Para comemorar os seus 20 anos, a Tommy Boy lançou, neste ano de 2001, as seguintes reedições e compilações: "Looking For The Perfect Beat" de Afrika Bambaataa, "Let me love you - The Greatest Hits" dos Force MD´s, "In Full Gear" e "On Fire" dos Stetsasonic, "Three Feet High & Rising" dos De La Soul e "No Nose Job -The Legend" dos Digital Underground. As escolhas deste artigo recaem sobre duas reedições: a dos De La Soul e Stetsasonic, e duas compilações: as de Afrika Bambaataa e dos Digital Underground.

A compilação de Afrika Bambaataa denominada "Looking for the Perfect Beat" é uma verdadeira peça histórica de toda uma cultura. Ouvir o tema "Planet Rock" é descobrir as raízes do techno, do house e de outras correntes electrónicas de dança. Conhecido como o padrinho do hip-hop, é com Afrika Bambaataa que este género explode em cena, a qual este apelidou de "Electro-Funk". Acompanhado por um grupo de breakdancers ou B-Boys, não é de admirar que a corrente musical popularizada por Bambaataa tenha ficado conhecida por cá e também noutros países como simplesmente "breakdance". Aliás, o tema "Breakers Revenge" tem sido desde o seu lançamento o hino mais respeitado desta forma de dança, reaparecendo em quase todas as B-Boy battles realizadas pelo mundo fora.

"In Full Gear" entrou em cena no ano de 1988, e só não recebeu o mérito devido porque outras bandas de peso como Public Enemy, LL Cool J e Run DMC estavam a ditar as "regras" do rap e os Stetsasonic fugiam um bocado ao programa. "In Full Gear" foi uma abordagem extremamente ecléctica do rap, muito ao estilo das escolhas da Tommy Boy. O bass, o freestyle, o soul, o funk e o R&B são cuidadosamente seleccionados como estrutura dominante de cada tema revelando na altura algo que o público só mais tarde iria descobrir: que o hip-hop podia progredir mantendo as suas raízes num plano universal e musical.

"Three Feet High & Rising" foi o álbum de estreia dos De La Soul. Uma banda com um ambiente um tanto ou quanto mais calmo, festivo e muito "groovy". Tendo em conta o visual que apresentavam naquele tempo, foram quase desde logo considerados hippies do rap. "Me, Myself and I" é sem dúvida o tema mais histórico deste disco, em que os clichés do rap da altura são expostos ao ridículo, algo que os De La Soul farão repetidas vezes e melhor do que ninguém. A produção de Prince Paul (ex-membro dos Stetsasonic) fez com que este álbum preservasse a essência do funk que o hip-hop dos anos 80 promulgava, e ainda adicionou, por um lado, uma pitada de rock e pop como toque final conquistando o mainstream e, por outro, ganhou o respeito da comunidade rap pelo seu som complexo e inovador.

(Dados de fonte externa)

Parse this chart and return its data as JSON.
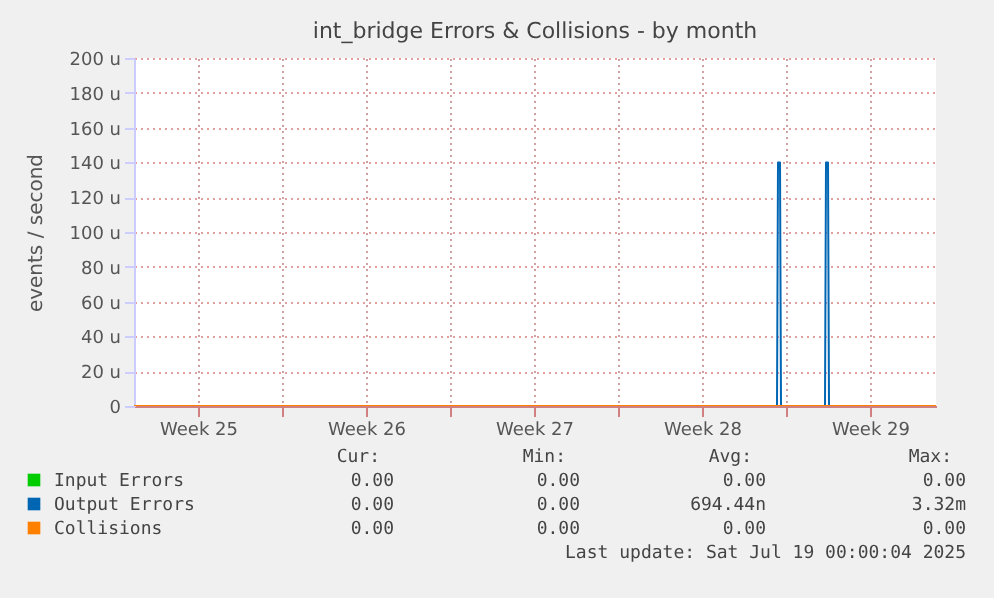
{
  "chart_data": {
    "type": "line",
    "title": "int_bridge Errors & Collisions - by month",
    "ylabel": "events / second",
    "xlim": [
      "2025-06-16T20:00",
      "2025-07-20T06:00"
    ],
    "ylim": [
      0,
      200
    ],
    "xticks": [
      {
        "value": "2025-06-19T12:00",
        "label": "Week 25"
      },
      {
        "value": "2025-06-23T00:00",
        "label": null
      },
      {
        "value": "2025-06-26T12:00",
        "label": "Week 26"
      },
      {
        "value": "2025-06-30T00:00",
        "label": null
      },
      {
        "value": "2025-07-03T12:00",
        "label": "Week 27"
      },
      {
        "value": "2025-07-07T00:00",
        "label": null
      },
      {
        "value": "2025-07-10T12:00",
        "label": "Week 28"
      },
      {
        "value": "2025-07-14T00:00",
        "label": null
      },
      {
        "value": "2025-07-17T12:00",
        "label": "Week 29"
      }
    ],
    "yticks": [
      0,
      {
        "value": 20,
        "label": "20 u"
      },
      {
        "value": 40,
        "label": "40 u"
      },
      {
        "value": 60,
        "label": "60 u"
      },
      {
        "value": 80,
        "label": "80 u"
      },
      {
        "value": 100,
        "label": "100 u"
      },
      {
        "value": 120,
        "label": "120 u"
      },
      {
        "value": 140,
        "label": "140 u"
      },
      {
        "value": 160,
        "label": "160 u"
      },
      {
        "value": 180,
        "label": "180 u"
      },
      {
        "value": 200,
        "label": "200 u"
      }
    ],
    "grid": true,
    "legend": "bottom",
    "marker": "none",
    "line_style": "solid",
    "series": [
      {
        "name": "Input Errors",
        "color": "#00cc00"
      },
      {
        "name": "Output Errors",
        "color": "#0066b3",
        "x": [
          "2025-06-16T20:00",
          "2025-07-13T15:00",
          "2025-07-13T16:00",
          "2025-07-13T18:00",
          "2025-07-13T19:00",
          "2025-07-15T15:00",
          "2025-07-15T16:00",
          "2025-07-15T18:00",
          "2025-07-15T19:00",
          "2025-07-20T06:00"
        ],
        "values": [
          0,
          0,
          140,
          140,
          0,
          0,
          140,
          140,
          0,
          0
        ]
      },
      {
        "name": "Collisions",
        "color": "#ff8000",
        "x": [
          "2025-06-16T20:00",
          "2025-07-20T06:00"
        ],
        "values": [
          0,
          0
        ]
      }
    ],
    "annotations": [
      "Cur:",
      "Min:",
      "Avg:",
      "Max:",
      "0.00",
      "0.00",
      "0.00",
      "0.00",
      "0.00",
      "0.00",
      "694.44n",
      "3.32m",
      "0.00",
      "0.00",
      "0.00",
      "0.00",
      "Last update: Sat Jul 19 00:00:04 2025"
    ]
  }
}
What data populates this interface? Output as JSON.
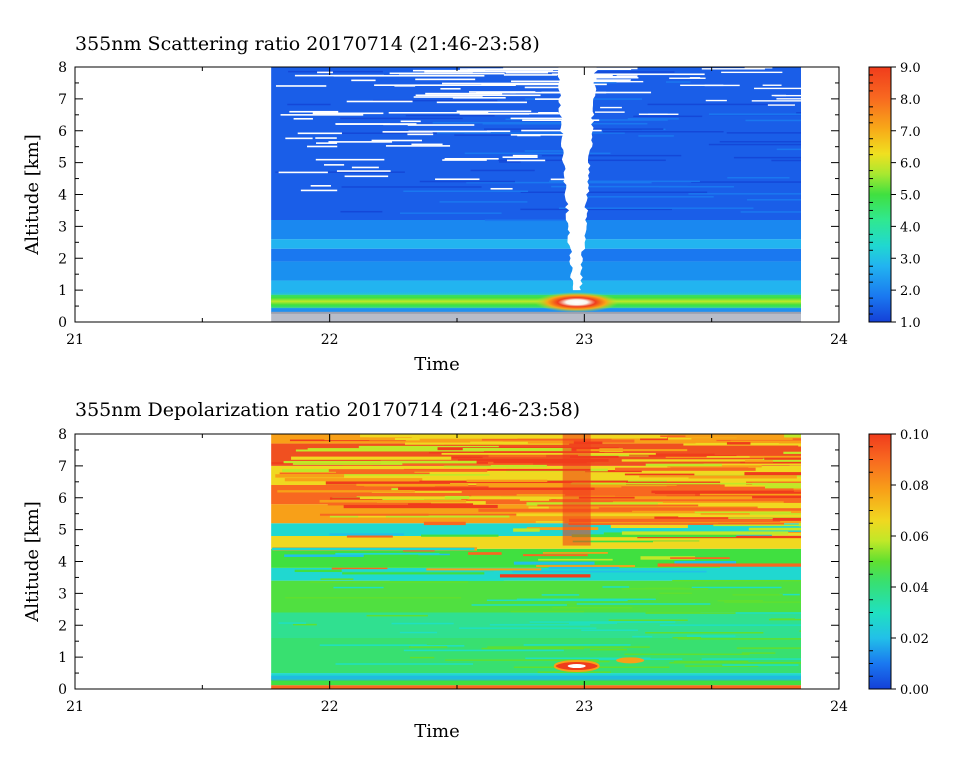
{
  "chart_data": [
    {
      "type": "heatmap",
      "title": "355nm Scattering ratio  20170714 (21:46-23:58)",
      "xlabel": "Time",
      "ylabel": "Altitude [km]",
      "xlim": [
        21,
        24
      ],
      "ylim": [
        0,
        8
      ],
      "x_ticks": [
        "21",
        "22",
        "23",
        "24"
      ],
      "y_ticks": [
        "0",
        "1",
        "2",
        "3",
        "4",
        "5",
        "6",
        "7",
        "8"
      ],
      "data_time_range": [
        21.77,
        23.97
      ],
      "colorbar": {
        "range": [
          1.0,
          9.0
        ],
        "ticks": [
          "1.0",
          "2.0",
          "3.0",
          "4.0",
          "5.0",
          "6.0",
          "7.0",
          "8.0",
          "9.0"
        ]
      },
      "features": [
        {
          "kind": "boundary-layer-aerosol",
          "altitude_km": 0.65,
          "value": 4.5
        },
        {
          "kind": "cloud-core",
          "time": 22.97,
          "altitude_km": 0.62,
          "value": 8.5
        },
        {
          "kind": "aerosol-layer",
          "altitude_km": 2.5,
          "value": 2.6
        },
        {
          "kind": "free-troposphere",
          "altitude_range_km": [
            3,
            8
          ],
          "value": 1.6
        },
        {
          "kind": "no-data-column",
          "time_range": [
            22.9,
            23.05
          ],
          "altitude_range_km": [
            1,
            8
          ]
        }
      ]
    },
    {
      "type": "heatmap",
      "title": "355nm Depolarization ratio  20170714 (21:46-23:58)",
      "xlabel": "Time",
      "ylabel": "Altitude [km]",
      "xlim": [
        21,
        24
      ],
      "ylim": [
        0,
        8
      ],
      "x_ticks": [
        "21",
        "22",
        "23",
        "24"
      ],
      "y_ticks": [
        "0",
        "1",
        "2",
        "3",
        "4",
        "5",
        "6",
        "7",
        "8"
      ],
      "data_time_range": [
        21.77,
        23.97
      ],
      "colorbar": {
        "range": [
          0.0,
          0.1
        ],
        "ticks": [
          "0.00",
          "0.02",
          "0.04",
          "0.06",
          "0.08",
          "0.10"
        ]
      },
      "features": [
        {
          "kind": "low-depol",
          "altitude_range_km": [
            0.1,
            2.5
          ],
          "value": 0.035
        },
        {
          "kind": "mid",
          "altitude_range_km": [
            2.5,
            4.5
          ],
          "value": 0.045
        },
        {
          "kind": "high-depol",
          "altitude_range_km": [
            4.5,
            8
          ],
          "value": 0.085
        },
        {
          "kind": "cloud-core",
          "time": 22.97,
          "altitude_km": 0.7,
          "value": 0.095
        }
      ]
    }
  ]
}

Por último, "No Nose Job - Legend of Digital Underground" é um "Best Of" dos cómicos Digital Underground, banda daquele personagem narigudo de voz anasalada. Revela uma amálgama de som ao estilo Tommy Boy, mais ligeiro e no entanto bem trabalhado, contrastando com o ambiente por vezes estéril de outros grupos de hip-hop da época. Estes senhores orgulhavam-se de manter tanto o "Old" como o "New School". No seu trabalho irradiado pelo soul, o R&B e o funk, as correntes de música negra não eram excluídas na atitude purista tão típica de muitas bandas. Grandes seguidores do funk psicadélico, tem como plataforma sonora muitos samples dos excêntricos Parliament.